The earliest known recipe for couscous comes from a 13th century Moroccan cookbook. Couscous is still known as the Moroccan national dish.

Couscous is made from semolina, which is the hard part of the grain of hard wheat. Water is used to bind two different sizes of the husked and crushed semolina. Unlike other types of pasta you may be familiar with, couscous resembles small pellets.

To make couscous, cooks sprinkle water over the semolina and use their hands to roll it into small pellets. They then sprinkle the pellets with dry flour to keep them from sticking together.

The pellets are then run through a sieve, which separates out the pellets that are too small.
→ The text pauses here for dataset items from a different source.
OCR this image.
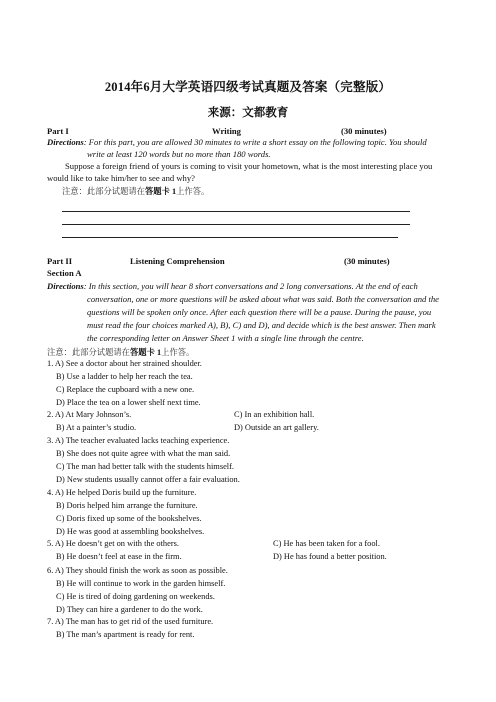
2014年6月大学英语四级考试真题及答案（完整版）
来源：文都教育
Part I	Writing	(30 minutes)
Directions: For this part, you are allowed 30 minutes to write a short essay on the following topic. You should
write at least 120 words but no more than 180 words.
Suppose a foreign friend of yours is coming to visit your hometown, what is the most interesting place you
would like to take him/her to see and why?
注意：此部分试题请在答题卡 1上作答。
Part II	Listening Comprehension	(30 minutes)
Section A
Directions: In this section, you will hear 8 short conversations and 2 long conversations. At the end of each
conversation, one or more questions will be asked about what was said. Both the conversation and the
questions will be spoken only once. After each question there will be a pause. During the pause, you
must read the four choices marked A), B), C) and D), and decide which is the best answer. Then mark
the corresponding letter on Answer Sheet 1 with a single line through the centre.
注意：此部分试题请在答题卡 1上作答。
1. A) See a doctor about her strained shoulder.
B) Use a ladder to help her reach the tea.
C) Replace the cupboard with a new one.
D) Place the tea on a lower shelf next time.
2. A) At Mary Johnson’s.	C) In an exhibition hall.
B) At a painter’s studio.	D) Outside an art gallery.
3. A) The teacher evaluated lacks teaching experience.
B) She does not quite agree with what the man said.
C) The man had better talk with the students himself.
D) New students usually cannot offer a fair evaluation.
4. A) He helped Doris build up the furniture.
B) Doris helped him arrange the furniture.
C) Doris fixed up some of the bookshelves.
D) He was good at assembling bookshelves.
5. A) He doesn’t get on with the others.	C) He has been taken for a fool.
B) He doesn’t feel at ease in the firm.	D) He has found a better position.
6. A) They should finish the work as soon as possible.
B) He will continue to work in the garden himself.
C) He is tired of doing gardening on weekends.
D) They can hire a gardener to do the work.
7. A) The man has to get rid of the used furniture.
B) The man’s apartment is ready for rent.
These leftover pellets are rolled again to form larger pellets and sprinkled with flour again. This continues until all the semolina has been formed into pellets of couscous.

As you might imagine, this can take a lot of time. In the old days, groups of women would gather together to make large batches of couscous over the course of several days. Most couscous today is made by machines in factories.

The finished, dried couscous is cooked using a steamer, so that it turns out light and fluffy. Couscous is usually eaten with a meat or vegetable stew served over it. Today, couscous is popular in many countries around the world, including France, Spain, Portugal, Italy and Greece.

You can find instant couscous in most grocery stores today. It's pre-steamed and dried and just requires you to add boiling water and a few ingredients. Plus, it's good for you! Couscous is one of the healthiest grain products and has more vitamins than most other pastas.